1960 begann sich die schwarze Musik in Richtung Soul zu entwickeln. Im schwarzen Amerika war ein neues Selbstbewußtsein erwacht und manifestierte sich sowohl in bürgerlichen Protestmärschen als auch in einem radikalen Spektrum.

Mit den Labels Motown, Stax und Atlantic Records etablierte sich erstmals ein schwarzer Sound, der auch von Weißen akzeptiert werden konnte und gleichzeitig den Black Panthers als Soundtrack diente. Die Musik brachte den Stein ins Rollen. Ende der Sechziger entlud sich der über Jahre angestaute Druck. Erst als aus der ursprünglich von der schwarzen Bevölkerung getragenen Free-Speech-Bewegung ein breiter Protest gegen den Krieg in Vietnam wurde, zogen Schwarz und Weiß an einem Strang.
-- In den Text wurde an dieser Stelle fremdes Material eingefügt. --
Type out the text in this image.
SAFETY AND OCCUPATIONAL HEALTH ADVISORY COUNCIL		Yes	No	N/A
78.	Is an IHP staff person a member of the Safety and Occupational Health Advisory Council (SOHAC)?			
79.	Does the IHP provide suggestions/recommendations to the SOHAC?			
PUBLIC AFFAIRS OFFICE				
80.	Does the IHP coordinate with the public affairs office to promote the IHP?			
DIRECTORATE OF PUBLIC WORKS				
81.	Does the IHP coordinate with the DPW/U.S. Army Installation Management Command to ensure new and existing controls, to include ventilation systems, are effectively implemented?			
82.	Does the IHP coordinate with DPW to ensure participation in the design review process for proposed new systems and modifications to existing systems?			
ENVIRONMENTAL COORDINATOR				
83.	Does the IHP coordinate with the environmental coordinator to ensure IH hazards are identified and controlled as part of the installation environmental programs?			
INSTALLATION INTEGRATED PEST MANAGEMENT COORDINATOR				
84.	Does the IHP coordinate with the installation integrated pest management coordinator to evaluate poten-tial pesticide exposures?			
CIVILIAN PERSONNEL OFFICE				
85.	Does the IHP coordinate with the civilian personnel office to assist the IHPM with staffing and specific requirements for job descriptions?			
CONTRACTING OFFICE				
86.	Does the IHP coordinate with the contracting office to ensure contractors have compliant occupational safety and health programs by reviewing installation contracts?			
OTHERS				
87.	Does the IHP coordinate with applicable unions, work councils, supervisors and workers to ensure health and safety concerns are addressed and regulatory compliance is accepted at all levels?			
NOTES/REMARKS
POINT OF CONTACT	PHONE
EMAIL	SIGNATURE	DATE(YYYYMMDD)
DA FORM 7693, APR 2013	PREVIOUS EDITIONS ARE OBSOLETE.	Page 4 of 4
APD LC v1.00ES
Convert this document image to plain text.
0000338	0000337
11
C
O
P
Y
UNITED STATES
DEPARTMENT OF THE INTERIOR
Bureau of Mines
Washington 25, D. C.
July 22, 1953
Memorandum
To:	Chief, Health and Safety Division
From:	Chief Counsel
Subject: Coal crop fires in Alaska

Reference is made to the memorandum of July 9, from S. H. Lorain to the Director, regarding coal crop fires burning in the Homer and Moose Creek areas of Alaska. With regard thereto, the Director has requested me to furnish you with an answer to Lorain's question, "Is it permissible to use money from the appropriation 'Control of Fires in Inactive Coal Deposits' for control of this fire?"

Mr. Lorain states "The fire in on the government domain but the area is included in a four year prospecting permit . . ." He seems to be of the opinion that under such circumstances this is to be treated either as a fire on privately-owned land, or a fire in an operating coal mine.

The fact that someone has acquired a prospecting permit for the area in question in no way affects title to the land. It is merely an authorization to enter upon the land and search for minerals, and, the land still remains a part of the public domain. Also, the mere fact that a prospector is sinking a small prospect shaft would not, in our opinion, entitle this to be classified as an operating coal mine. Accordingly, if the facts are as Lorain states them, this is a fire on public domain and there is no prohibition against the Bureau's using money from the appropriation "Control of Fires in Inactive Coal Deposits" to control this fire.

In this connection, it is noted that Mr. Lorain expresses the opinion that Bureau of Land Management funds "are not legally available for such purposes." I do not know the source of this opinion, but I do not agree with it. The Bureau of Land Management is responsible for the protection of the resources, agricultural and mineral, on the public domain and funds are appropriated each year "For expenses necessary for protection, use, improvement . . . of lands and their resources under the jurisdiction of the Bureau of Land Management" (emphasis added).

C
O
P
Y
Diese Gesamtentwicklung der Sechziger, die einen massiven Umschwung für die Gesellschaft bedeutete, hatte Dean Reed nur von außen wahrgenommen. Man könnte ihm vorwerfen, daß er sein Land verlassen hatte, als man dort engagierte, kritische Köpfe am dringendsten brauchte. Aber zu dieser Zeit wollte Dean Reed in erster Linie berühmt werden, und er schien sich auf dem besten Wege zu befinden. Für seine persönliche Geschichte ist es jedoch wichtig festzuhalten, daß er in gewisser Weise nicht nur musikalisch im Jahre 1960 stehenblieb. Mochte er sich auch weiterhin als Amerikaner fühlen, lebte er dennoch schon bald nicht mehr in diesem Land, sprach immer seltener Englisch und erfuhr von den Rassenunruhen in den USA später nur noch aus den Medien.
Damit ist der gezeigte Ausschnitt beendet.